In this post, I want to address the personal aspects of tacit knowing. Here, Polanyi writes that:
The declared aim of modern science is to establish a strictly detached, objective knowledge. Any falling short of this ideal is accepted only as a temporary imperfection, which we must aim at eliminating. But suppose that tacit thought forms an indispensable part of all knowledge, then the ideal of eliminating all personal elements of knowledge would, in effect, aim at the destruction of all knowledge. The ideal of exact science would turn out to be fundamentally misleading and possibly a source of devastating fallacies (p. 20).
On the next page, he writes:
It is commonplace that all research must start from a problem. Research can be successful only if the problem is good; it can be original only if the problem is original. But how can one see a problem, any problem, let alone a good and original problem? For to see a problem is to see something that is hidden. It is to have an intimation of the coherence of hitherto not comprehended particulars (p. 21).
These passages highlight an important issue in knowledge production, aka, science. This is the issue of problem-finding (discovering the question to ask ...), as opposed to problem-solving (... that produces the knowledge).

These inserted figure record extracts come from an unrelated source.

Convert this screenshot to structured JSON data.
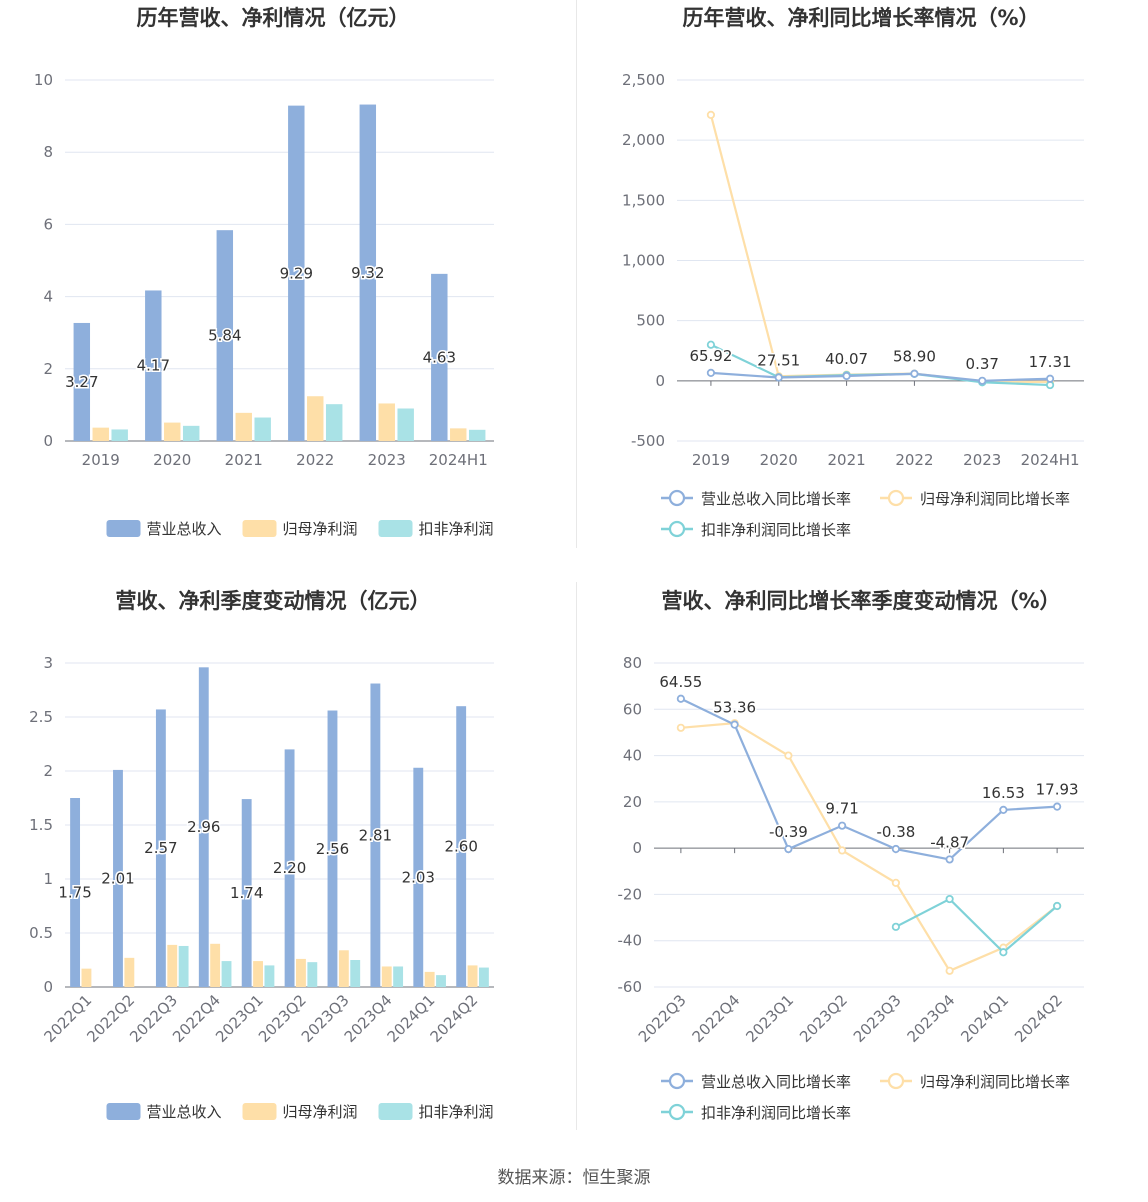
{
  "source": "数据来源：恒生聚源",
  "colors": {
    "revenue": "#8eafdc",
    "net_profit": "#fedfa8",
    "deducted": "#7fd2d8"
  },
  "chart_data": [
    {
      "type": "bar",
      "title": "历年营收、净利情况（亿元）",
      "categories": [
        "2019",
        "2020",
        "2021",
        "2022",
        "2023",
        "2024H1"
      ],
      "ylim": [
        0,
        10
      ],
      "yticks": [
        0,
        2,
        4,
        6,
        8,
        10
      ],
      "grid": true,
      "legend_position": "bottom",
      "series": [
        {
          "name": "营业总收入",
          "values": [
            3.27,
            4.17,
            5.84,
            9.29,
            9.32,
            4.63
          ],
          "labels": [
            "3.27",
            "4.17",
            "5.84",
            "9.29",
            "9.32",
            "4.63"
          ],
          "color": "#8eafdc"
        },
        {
          "name": "归母净利润",
          "values": [
            0.37,
            0.51,
            0.78,
            1.24,
            1.04,
            0.35
          ],
          "color": "#fedfa8"
        },
        {
          "name": "扣非净利润",
          "values": [
            0.32,
            0.42,
            0.65,
            1.02,
            0.9,
            0.31
          ],
          "color": "#a9e2e6"
        }
      ]
    },
    {
      "type": "line",
      "title": "历年营收、净利同比增长率情况（%）",
      "categories": [
        "2019",
        "2020",
        "2021",
        "2022",
        "2023",
        "2024H1"
      ],
      "ylim": [
        -500,
        2500
      ],
      "yticks": [
        -500,
        0,
        500,
        1000,
        1500,
        2000,
        2500
      ],
      "ytick_labels": [
        "-500",
        "0",
        "500",
        "1,000",
        "1,500",
        "2,000",
        "2,500"
      ],
      "grid": true,
      "legend_position": "bottom",
      "series": [
        {
          "name": "营业总收入同比增长率",
          "values": [
            65.92,
            27.51,
            40.07,
            58.9,
            0.37,
            17.31
          ],
          "labels": [
            "65.92",
            "27.51",
            "40.07",
            "58.90",
            "0.37",
            "17.31"
          ],
          "color": "#8eafdc"
        },
        {
          "name": "归母净利润同比增长率",
          "values": [
            2210,
            38,
            52,
            60,
            -5,
            -10
          ],
          "color": "#fedfa8"
        },
        {
          "name": "扣非净利润同比增长率",
          "values": [
            300,
            30,
            48,
            58,
            -12,
            -35
          ],
          "color": "#7fd2d8"
        }
      ]
    },
    {
      "type": "bar",
      "title": "营收、净利季度变动情况（亿元）",
      "categories": [
        "2022Q1",
        "2022Q2",
        "2022Q3",
        "2022Q4",
        "2023Q1",
        "2023Q2",
        "2023Q3",
        "2023Q4",
        "2024Q1",
        "2024Q2"
      ],
      "ylim": [
        0,
        3
      ],
      "yticks": [
        0,
        0.5,
        1,
        1.5,
        2,
        2.5,
        3
      ],
      "ytick_labels": [
        "0",
        "0.5",
        "1",
        "1.5",
        "2",
        "2.5",
        "3"
      ],
      "grid": true,
      "legend_position": "bottom",
      "series": [
        {
          "name": "营业总收入",
          "values": [
            1.75,
            2.01,
            2.57,
            2.96,
            1.74,
            2.2,
            2.56,
            2.81,
            2.03,
            2.6
          ],
          "labels": [
            "1.75",
            "2.01",
            "2.57",
            "2.96",
            "1.74",
            "2.20",
            "2.56",
            "2.81",
            "2.03",
            "2.60"
          ],
          "color": "#8eafdc"
        },
        {
          "name": "归母净利润",
          "values": [
            0.17,
            0.27,
            0.39,
            0.4,
            0.24,
            0.26,
            0.34,
            0.19,
            0.14,
            0.2
          ],
          "color": "#fedfa8"
        },
        {
          "name": "扣非净利润",
          "values": [
            null,
            null,
            0.38,
            0.24,
            0.2,
            0.23,
            0.25,
            0.19,
            0.11,
            0.18
          ],
          "color": "#a9e2e6"
        }
      ]
    },
    {
      "type": "line",
      "title": "营收、净利同比增长率季度变动情况（%）",
      "categories": [
        "2022Q3",
        "2022Q4",
        "2023Q1",
        "2023Q2",
        "2023Q3",
        "2023Q4",
        "2024Q1",
        "2024Q2"
      ],
      "ylim": [
        -60,
        80
      ],
      "yticks": [
        -60,
        -40,
        -20,
        0,
        20,
        40,
        60,
        80
      ],
      "grid": true,
      "legend_position": "bottom",
      "series": [
        {
          "name": "营业总收入同比增长率",
          "values": [
            64.55,
            53.36,
            -0.39,
            9.71,
            -0.38,
            -4.87,
            16.53,
            17.93
          ],
          "labels": [
            "64.55",
            "53.36",
            "-0.39",
            "9.71",
            "-0.38",
            "-4.87",
            "16.53",
            "17.93"
          ],
          "color": "#8eafdc"
        },
        {
          "name": "归母净利润同比增长率",
          "values": [
            52,
            54,
            40,
            -1,
            -15,
            -53,
            -43,
            -25
          ],
          "color": "#fedfa8"
        },
        {
          "name": "扣非净利润同比增长率",
          "values": [
            null,
            null,
            null,
            null,
            -34,
            -22,
            -45,
            -25
          ],
          "color": "#7fd2d8"
        }
      ]
    }
  ]
}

Most of the world sometimes appears focused on the explicit aspects of knowledge production. This might be because these acts are more tangible (hands-on) and because they are often the direct objects of scientific study itself (think of the focus on methodology and on the development of data collection instruments among social scientists and scientists). As such, we see in current political debates, in K-12 educational practices, and so forth, a major emphasis on the analytical methods needed to produce knowledge (e.g., the so-called scientific method). But this focus is one-sided. It is true that methodological concerns are important, and this is likely why, as an example, scientific articles contain entire sections dedicated to Methodology or Methods. It is because these sections serve a very important purpose; they provide a way to communicate the explicit aspects of scientific research---aspects that afford or enable others to either reproduce or replicate scientific studies from afar, by way of the document that communicates the explicit knowledge to do so (although we may argue that the background knowledge required to read these documents raises a whole host of tacit-related issues).

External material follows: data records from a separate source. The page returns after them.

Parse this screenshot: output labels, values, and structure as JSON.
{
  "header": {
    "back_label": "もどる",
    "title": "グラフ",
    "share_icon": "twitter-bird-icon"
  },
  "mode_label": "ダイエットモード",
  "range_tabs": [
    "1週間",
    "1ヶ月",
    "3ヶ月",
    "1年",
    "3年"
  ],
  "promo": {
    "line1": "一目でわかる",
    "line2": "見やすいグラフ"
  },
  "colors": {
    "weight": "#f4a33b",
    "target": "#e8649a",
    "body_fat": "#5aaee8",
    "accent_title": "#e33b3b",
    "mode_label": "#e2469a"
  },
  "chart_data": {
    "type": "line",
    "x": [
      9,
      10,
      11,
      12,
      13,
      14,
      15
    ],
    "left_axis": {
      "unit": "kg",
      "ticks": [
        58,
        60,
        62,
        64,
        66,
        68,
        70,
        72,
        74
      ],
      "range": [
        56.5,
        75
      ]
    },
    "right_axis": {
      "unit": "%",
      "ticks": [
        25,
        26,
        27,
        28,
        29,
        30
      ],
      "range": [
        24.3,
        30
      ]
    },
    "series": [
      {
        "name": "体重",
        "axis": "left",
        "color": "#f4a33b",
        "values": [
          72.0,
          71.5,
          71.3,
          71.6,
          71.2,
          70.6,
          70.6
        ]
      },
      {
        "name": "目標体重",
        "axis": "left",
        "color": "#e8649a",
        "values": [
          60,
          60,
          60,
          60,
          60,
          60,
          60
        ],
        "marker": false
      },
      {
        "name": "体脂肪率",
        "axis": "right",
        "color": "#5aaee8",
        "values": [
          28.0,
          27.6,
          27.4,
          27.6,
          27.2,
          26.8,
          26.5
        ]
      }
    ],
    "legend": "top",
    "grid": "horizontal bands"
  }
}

But what about the problem-finding issue? How does someone know what research question to ask? Polanyi is saying that this is a tacit issue. We sense the "coherence" of a thing or a system without knowing the particulars of the thing or system, and doing that allows us to start asking about the particulars. And thus problem-finding, a key but often ignored aspect of the scientific process, is completely dependent on tacit knowing. Since tacit knowing is personal (when we make a thing explicit, we make an object of it, and therefore, impersonal), then science depends on the personal. In fact, its foundations rest on the personal.
There's some key empirical evidence to back this up. A little after Polanyi's The Tacit Dimension was published, Robert Merton, the sociologist of science, published a paper called "The Matthew Effect in Science". He wrote:
The role of outstanding scientists in influencing younger associates is repeatedly emphasized in the interviews with [Nobel] laureates. Almost invariably they lay great emphasis on the importance of problem-finding, not only problem-solving. They uniformly express the strong conviction that what matters most in their work is a developing sense of taste, of judgment, in seizing upon problems that are of fundamental importance (p. 453).
All science is, ergo, personal, and the better scientists are doing the personal (taste, judgment, etc.) better. What are the implications?